By keeping separate finances, this California couple thought they had insulated the wife from the financial woes of her entrepreneur husband.
They didn’t share bank accounts nor credit cards while she carefully kept her distance from his business dealings. Her name was not on anything tied to his business.
But “separate” isn’t enough to overcome California community property law. Only a written agreement that explicitly changes the character of assets acquired during marriage defeats the community property presumption. That presumption holds:
Assets acquired during marriage are presumed to be community property.
And community property is liable for the debts of either spouse, incurred before or during marriage.
Central to this story, when husband’s business failed and bankruptcy became necessary, all of the community property becomes property of the estate when he spouse files bankruptcy.
Bankruptcy rule for community property
The bankruptcy code specifically provides that a bankruptcy filing brings all of a couple’s community property into the bankruptcy estate. Even if only one spouse files bankruptcy.
All of the creditors who have claims against either spouse can file a claim if there will be funds for creditors in the case. And the bankruptcy discharge will protect future community property from any creditor of either spouse whose claim existed when the case was filed.
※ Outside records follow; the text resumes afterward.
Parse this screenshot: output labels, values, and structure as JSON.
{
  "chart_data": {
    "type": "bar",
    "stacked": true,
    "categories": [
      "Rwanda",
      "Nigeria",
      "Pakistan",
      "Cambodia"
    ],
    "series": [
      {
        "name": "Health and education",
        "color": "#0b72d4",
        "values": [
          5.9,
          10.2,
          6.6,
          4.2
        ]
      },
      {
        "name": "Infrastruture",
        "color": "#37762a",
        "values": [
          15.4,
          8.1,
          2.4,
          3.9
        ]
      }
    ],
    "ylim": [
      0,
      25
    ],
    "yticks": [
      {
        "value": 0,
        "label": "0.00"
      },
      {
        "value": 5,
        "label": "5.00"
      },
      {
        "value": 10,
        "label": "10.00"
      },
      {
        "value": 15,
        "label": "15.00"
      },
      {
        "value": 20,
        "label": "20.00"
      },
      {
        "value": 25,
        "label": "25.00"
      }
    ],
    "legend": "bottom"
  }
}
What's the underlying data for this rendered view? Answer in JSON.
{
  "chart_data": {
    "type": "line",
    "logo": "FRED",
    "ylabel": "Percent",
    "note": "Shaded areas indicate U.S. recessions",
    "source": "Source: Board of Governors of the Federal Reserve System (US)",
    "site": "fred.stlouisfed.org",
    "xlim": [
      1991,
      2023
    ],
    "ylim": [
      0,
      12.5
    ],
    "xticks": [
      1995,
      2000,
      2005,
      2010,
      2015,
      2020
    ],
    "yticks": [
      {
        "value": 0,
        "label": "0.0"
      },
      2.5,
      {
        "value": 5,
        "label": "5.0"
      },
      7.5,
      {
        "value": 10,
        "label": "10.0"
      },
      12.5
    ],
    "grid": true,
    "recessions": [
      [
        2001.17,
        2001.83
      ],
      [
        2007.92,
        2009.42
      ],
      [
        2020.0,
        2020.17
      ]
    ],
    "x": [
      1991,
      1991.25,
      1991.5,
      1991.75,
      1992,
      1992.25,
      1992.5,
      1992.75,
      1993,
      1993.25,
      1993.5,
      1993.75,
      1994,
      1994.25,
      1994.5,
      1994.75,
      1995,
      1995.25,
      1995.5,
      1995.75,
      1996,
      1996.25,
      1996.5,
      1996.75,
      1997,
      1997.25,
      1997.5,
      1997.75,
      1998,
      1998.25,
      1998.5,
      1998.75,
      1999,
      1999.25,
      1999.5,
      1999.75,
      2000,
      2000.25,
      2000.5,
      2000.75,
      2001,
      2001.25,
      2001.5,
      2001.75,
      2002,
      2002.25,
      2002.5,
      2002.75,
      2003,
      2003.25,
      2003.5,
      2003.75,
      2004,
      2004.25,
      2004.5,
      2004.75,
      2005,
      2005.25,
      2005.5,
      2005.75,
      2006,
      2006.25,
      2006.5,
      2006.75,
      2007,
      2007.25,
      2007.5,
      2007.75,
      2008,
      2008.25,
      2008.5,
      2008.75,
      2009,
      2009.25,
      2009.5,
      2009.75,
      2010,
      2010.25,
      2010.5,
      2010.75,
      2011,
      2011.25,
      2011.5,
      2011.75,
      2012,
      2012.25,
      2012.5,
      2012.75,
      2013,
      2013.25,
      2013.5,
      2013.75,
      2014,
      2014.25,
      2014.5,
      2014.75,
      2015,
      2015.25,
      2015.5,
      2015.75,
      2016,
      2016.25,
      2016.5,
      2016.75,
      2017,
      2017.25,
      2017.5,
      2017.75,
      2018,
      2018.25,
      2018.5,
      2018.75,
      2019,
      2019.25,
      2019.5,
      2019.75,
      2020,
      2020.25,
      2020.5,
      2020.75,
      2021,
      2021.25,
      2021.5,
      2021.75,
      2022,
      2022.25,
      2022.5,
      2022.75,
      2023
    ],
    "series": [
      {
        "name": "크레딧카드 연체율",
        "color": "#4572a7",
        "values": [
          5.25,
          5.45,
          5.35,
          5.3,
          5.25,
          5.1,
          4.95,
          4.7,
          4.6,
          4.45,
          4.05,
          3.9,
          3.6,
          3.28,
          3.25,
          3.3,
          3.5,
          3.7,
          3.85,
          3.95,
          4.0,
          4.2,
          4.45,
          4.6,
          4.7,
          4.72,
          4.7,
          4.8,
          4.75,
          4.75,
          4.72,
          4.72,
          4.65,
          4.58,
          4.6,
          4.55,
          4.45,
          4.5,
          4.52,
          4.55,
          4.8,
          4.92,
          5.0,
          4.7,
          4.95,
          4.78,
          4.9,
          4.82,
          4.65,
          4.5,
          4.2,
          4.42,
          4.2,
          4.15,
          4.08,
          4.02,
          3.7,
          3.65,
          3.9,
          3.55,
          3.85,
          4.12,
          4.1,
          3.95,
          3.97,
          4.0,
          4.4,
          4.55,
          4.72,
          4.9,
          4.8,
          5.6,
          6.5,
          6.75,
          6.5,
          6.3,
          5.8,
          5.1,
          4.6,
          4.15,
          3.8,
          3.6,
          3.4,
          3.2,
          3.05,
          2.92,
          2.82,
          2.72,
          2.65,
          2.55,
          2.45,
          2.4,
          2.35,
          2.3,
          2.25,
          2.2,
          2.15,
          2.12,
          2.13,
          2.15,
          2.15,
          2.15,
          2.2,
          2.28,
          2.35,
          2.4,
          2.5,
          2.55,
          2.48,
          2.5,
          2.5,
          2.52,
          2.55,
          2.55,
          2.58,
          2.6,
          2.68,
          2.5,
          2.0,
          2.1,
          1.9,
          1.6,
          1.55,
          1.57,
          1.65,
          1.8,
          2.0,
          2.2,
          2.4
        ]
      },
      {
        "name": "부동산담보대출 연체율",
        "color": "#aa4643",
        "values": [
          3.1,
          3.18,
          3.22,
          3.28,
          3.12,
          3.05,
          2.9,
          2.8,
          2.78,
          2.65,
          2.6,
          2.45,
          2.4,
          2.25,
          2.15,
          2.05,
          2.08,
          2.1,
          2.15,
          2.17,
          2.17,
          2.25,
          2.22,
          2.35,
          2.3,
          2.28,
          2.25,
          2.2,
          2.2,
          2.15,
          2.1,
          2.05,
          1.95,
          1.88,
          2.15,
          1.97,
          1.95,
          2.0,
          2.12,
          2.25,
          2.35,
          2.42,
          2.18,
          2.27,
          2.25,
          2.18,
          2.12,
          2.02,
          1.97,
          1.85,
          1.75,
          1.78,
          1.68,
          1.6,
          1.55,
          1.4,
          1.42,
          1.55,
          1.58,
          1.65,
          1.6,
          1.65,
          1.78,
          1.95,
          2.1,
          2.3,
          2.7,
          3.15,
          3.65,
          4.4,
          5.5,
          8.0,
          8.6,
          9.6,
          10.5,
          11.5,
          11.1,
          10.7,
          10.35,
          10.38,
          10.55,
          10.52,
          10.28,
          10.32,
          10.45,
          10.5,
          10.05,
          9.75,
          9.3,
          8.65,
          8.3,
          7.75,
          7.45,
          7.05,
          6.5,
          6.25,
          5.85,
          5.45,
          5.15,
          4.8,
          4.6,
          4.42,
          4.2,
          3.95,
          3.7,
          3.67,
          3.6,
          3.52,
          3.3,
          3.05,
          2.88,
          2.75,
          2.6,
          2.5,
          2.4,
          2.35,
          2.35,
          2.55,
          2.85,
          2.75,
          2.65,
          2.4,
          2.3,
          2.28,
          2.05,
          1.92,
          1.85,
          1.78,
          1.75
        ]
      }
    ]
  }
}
Spouse’s wages are community
Community property includes the wages of either spouse. So, my client faces having her earned but unpaid wages subject to the bankruptcy case along with her profit sharing plan and stock purchase plan.
California law creates a small safe harbor for wages that keeps creditors of the other spouse from reaching her wages, but only if the debt arose before marriage and the wages are deposited in a separate account to which her husband has no access.
That’s no help when the failing business operated during their marriage.
Name on title is irrelevant
A widespread myth about creditor’s rights holds that a creditor can only reach property that is titled to the person who owes the debt. That’s why lay people think they can change the way title stands to significant assets and protect the asset no longer in their name from creditors.
Under California law, the character of property as community is not dependent on who hold title. Rather its character flows from when it was acquired and whether there is a valid prenuptial agreement or transmutation agreement.
Clear, written agreement required
Which brings us to the statutory requirements to overcome the presumption that an asset acquired during marriage is not community property:
- a written agreement
- signed by both parties, that
- unequivocally shows intent to change the character of property.
The California Supreme Court’s decision in Brace enforced the statutory requirements for transmutation to find that a deed to real property that said the spouses held as joint tenants, not community property, was insufficient to defeat the presumption.
Presume at your peril
So, our couple who religiously kept their finances separate failed to insulate one spouse from the debts of the other. In the absence of a valid written agreement, everything they acquired during marriage was community property. And community property was exposed to the debts of either spouse.
Moral of the story: it isn’t enough to walk the walk, if you didn’t commit the talk to paper first.